On Behalf of | Jun 5, 2013 | Violent Crimes |

The United States Supreme Court issued an opinion recently that upholds a state law allowing police to gather DNA samples from all who are arrested for a serious crime. The controversial opinion is the court’s first ruling on privacy rights to genetic information.

The law puts into place a process for police to take a cheek swab from people who are arrested and process it and enter it into a federal database that also holds DNA evidence from crime scenes. 

 

“Serious offenses” are typically defined as felonies or violent crimes such as homicide, but some on the court said that distinction was not sufficient to protect people from having samples taken when they are arrested for minor crimes.

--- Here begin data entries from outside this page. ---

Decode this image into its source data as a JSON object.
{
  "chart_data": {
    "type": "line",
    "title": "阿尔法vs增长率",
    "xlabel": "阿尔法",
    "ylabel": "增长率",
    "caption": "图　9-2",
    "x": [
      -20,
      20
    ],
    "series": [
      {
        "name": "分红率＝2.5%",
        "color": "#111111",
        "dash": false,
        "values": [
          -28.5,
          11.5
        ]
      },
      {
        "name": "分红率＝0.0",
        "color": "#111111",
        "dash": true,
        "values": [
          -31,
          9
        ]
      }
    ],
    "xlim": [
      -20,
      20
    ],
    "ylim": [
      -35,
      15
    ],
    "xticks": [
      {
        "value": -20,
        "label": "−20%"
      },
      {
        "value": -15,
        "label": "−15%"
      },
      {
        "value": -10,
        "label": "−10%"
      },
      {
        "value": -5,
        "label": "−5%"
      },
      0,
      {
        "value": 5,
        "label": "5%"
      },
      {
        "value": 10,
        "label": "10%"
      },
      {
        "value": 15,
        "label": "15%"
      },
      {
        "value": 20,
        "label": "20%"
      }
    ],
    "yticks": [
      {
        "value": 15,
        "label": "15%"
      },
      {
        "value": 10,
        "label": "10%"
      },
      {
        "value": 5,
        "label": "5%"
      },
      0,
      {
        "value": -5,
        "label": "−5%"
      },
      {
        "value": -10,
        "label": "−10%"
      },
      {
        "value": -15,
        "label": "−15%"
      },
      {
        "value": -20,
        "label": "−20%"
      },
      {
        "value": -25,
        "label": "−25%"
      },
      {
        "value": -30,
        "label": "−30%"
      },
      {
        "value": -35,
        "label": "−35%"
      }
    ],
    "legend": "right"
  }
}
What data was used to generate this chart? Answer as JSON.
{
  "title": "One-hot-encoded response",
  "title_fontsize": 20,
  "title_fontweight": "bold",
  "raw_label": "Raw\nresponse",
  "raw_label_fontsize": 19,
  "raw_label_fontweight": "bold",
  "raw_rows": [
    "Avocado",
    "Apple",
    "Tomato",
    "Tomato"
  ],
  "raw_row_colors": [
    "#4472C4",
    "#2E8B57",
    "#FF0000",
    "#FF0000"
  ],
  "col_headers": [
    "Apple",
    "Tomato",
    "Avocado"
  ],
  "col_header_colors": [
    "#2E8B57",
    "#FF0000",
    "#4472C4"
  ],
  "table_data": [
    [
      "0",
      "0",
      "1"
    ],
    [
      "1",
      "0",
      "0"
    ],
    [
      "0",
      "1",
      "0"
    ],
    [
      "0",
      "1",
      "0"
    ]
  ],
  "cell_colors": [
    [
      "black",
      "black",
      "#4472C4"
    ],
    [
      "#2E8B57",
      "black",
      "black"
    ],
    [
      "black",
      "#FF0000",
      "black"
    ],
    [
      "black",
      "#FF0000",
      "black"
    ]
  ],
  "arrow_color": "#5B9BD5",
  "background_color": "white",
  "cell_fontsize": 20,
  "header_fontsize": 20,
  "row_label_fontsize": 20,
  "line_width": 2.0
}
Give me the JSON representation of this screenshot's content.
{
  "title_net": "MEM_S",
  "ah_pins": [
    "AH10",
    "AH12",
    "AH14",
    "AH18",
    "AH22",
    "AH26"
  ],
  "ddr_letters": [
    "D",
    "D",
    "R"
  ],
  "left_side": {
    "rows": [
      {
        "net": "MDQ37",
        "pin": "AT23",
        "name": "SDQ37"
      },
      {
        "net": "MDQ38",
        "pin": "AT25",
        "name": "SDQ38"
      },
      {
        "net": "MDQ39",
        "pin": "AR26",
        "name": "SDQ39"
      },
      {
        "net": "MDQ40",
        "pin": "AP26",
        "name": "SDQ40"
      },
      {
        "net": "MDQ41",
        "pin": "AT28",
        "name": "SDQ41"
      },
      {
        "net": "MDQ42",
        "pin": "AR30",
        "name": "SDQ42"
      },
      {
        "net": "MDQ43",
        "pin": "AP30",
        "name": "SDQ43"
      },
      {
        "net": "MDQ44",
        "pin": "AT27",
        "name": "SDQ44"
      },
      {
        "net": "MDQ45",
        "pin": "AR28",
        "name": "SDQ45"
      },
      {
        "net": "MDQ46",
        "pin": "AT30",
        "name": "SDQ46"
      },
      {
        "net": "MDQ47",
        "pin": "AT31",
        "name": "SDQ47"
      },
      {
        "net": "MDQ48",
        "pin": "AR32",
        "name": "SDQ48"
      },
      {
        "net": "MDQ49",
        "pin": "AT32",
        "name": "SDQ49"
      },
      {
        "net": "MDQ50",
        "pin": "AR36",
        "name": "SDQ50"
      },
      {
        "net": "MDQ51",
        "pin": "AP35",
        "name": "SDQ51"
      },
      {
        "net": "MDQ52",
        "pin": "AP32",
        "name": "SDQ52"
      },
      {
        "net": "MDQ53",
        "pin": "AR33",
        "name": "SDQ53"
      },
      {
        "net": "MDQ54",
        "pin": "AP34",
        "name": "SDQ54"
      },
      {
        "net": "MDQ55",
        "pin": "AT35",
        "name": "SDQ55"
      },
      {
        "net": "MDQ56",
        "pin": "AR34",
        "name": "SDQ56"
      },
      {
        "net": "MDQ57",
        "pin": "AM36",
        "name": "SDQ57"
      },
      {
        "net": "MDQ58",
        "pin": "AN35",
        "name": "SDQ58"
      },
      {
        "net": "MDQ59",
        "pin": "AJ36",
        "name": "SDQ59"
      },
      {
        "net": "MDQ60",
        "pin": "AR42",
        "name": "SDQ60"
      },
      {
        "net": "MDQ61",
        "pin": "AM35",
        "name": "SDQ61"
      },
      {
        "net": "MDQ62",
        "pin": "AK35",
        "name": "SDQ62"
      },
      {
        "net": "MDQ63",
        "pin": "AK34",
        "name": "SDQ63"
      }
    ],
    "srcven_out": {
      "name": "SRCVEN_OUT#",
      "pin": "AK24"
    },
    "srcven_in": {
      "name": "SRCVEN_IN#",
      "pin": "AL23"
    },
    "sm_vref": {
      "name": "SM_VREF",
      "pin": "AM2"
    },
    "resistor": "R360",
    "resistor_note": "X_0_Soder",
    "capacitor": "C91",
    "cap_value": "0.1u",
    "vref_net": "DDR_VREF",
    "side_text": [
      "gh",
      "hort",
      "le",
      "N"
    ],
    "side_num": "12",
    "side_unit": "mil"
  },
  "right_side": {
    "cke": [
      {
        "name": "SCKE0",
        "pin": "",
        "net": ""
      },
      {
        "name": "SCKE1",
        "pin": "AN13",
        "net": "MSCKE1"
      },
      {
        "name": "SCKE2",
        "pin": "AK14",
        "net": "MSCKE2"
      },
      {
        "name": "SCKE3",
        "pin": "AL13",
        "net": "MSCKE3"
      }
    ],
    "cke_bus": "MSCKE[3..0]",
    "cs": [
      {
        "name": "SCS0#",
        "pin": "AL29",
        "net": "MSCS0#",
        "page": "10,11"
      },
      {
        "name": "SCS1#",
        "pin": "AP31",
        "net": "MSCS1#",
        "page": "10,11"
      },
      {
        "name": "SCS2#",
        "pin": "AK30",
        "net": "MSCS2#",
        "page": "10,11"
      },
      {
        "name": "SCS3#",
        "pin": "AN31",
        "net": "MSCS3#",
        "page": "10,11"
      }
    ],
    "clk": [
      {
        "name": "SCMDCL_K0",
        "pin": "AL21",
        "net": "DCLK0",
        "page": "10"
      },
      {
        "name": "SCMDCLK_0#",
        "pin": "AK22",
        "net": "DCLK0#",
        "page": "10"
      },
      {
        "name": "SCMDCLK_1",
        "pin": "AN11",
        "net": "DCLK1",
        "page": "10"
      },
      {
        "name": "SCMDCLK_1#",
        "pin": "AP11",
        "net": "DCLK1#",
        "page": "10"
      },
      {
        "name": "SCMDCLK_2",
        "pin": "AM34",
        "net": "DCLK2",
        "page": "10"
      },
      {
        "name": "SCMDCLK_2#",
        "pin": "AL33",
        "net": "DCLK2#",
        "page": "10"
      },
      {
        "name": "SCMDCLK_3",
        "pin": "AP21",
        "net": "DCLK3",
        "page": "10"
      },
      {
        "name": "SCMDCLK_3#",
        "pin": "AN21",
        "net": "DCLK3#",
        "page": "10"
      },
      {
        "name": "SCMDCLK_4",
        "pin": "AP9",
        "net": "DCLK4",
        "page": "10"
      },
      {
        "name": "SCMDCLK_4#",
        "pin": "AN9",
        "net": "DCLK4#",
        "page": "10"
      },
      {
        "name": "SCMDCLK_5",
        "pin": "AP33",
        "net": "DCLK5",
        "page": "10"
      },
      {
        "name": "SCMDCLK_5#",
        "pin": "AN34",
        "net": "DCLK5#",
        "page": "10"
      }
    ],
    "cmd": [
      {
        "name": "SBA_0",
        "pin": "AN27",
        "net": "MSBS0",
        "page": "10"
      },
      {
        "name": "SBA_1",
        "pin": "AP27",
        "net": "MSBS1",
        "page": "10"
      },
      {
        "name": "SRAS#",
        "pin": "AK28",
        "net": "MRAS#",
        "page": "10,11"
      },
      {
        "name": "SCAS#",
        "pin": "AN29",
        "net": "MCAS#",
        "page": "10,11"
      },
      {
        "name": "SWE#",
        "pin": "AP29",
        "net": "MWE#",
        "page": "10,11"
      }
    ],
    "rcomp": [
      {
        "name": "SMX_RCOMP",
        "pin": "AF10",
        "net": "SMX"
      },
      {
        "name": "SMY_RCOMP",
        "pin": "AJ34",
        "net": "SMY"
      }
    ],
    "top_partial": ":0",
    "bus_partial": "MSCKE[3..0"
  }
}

Supreme Court Justice Antonin Scalia wrote in the dissent that allowing this type of DNA collection violates the core of the Fourth Amendment protecting people from general, warrantless searches and seizures. Instead, he wrote, police can collect evidence from anyone who is arrested, whether they are eventually charged with a crime or not, and run it against a national database of unsolved crimes looking for a match.

Under the state law at issue in this case, DNA evidence is taken out of the database and destroyed if the charges against the person are dropped or if they are found not guilty of the crime.

What do you think – will this ruling help protect public safety? Or does the decision go too far and violate privacy rights protected by the Fourth Amendment?